In total he was the referee in 82 international matches, including the famous 1931 international at Highbury between England and Spain (in which Ricardo Zamora conceded seven goals), both games on England's 1933 European tour and the 1936 Summer Olympics Gold medal match at the Olympia Stadion, in Berlin between Italy and Austria in front of 90,000. He became the first foreigner to referee a match in the British Home Championship when he took on Wales versus Ireland in 1934. Bauwens was also the referee during the Italy v England match on 14 May 1939 in Milan where Silvio Piola punched the ball into England's goal. The Italian Crown Prince was discouraged by Stanley Rous, as he then was, from stopping play to explain to Bauwens what had happened. He served on the executive committee of FIFA between 1932 and 1942 and became the fifth President of the DFB in 1950, an office he held until his death, a year before the setting up of the Bundesliga in 1962; his position as president being taken on by Hermann Gösmann.

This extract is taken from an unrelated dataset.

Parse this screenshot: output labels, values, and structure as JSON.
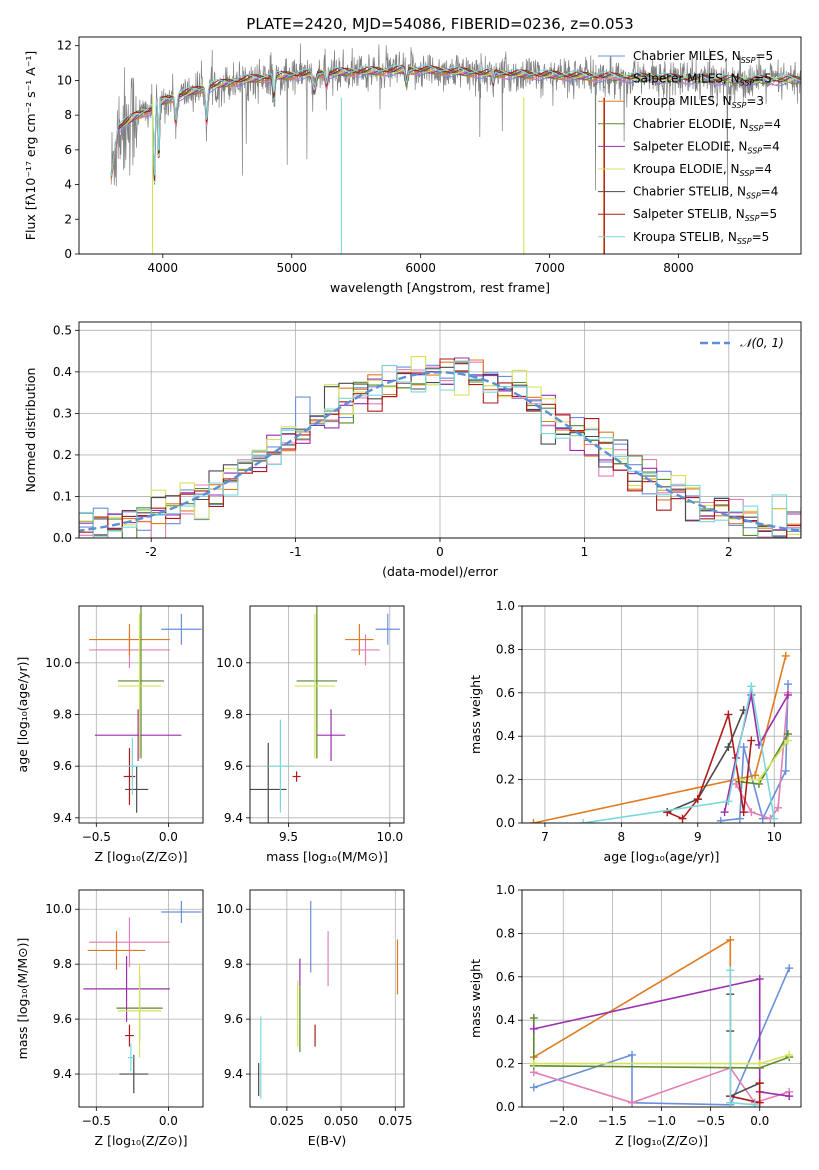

== 1954 World Cup final ==
He was outspoken on occasion, being responsible for the break in transmission of the radio broadcast following the 1954 FIFA World Cup final, after what were perceived to have been nationalistic comments he made to the national team at the Löwenbräukeller beer hall in Munich following their victory in Bern. He said that 'the Gods in Heaven had marched side by side with the team', precipitating a critical response across mainland Europe. Der Spiegel reported: "During the victory party with he [sic] championship team Dr. Peco Bauwens, president of the DFB-German Soccer Association, conjured the old Germanic god of thunder, with a 'wild swell of Teutonic phrases.' He also condemned the envy of the romance (welsch) peoples and confirmed to the players that they had carried 'the flag in their hearts'" (113).

His coffin was accompanied by ex-national players Toni Turek, Fritz Walter, Werner Liebrich and Horst Eckel.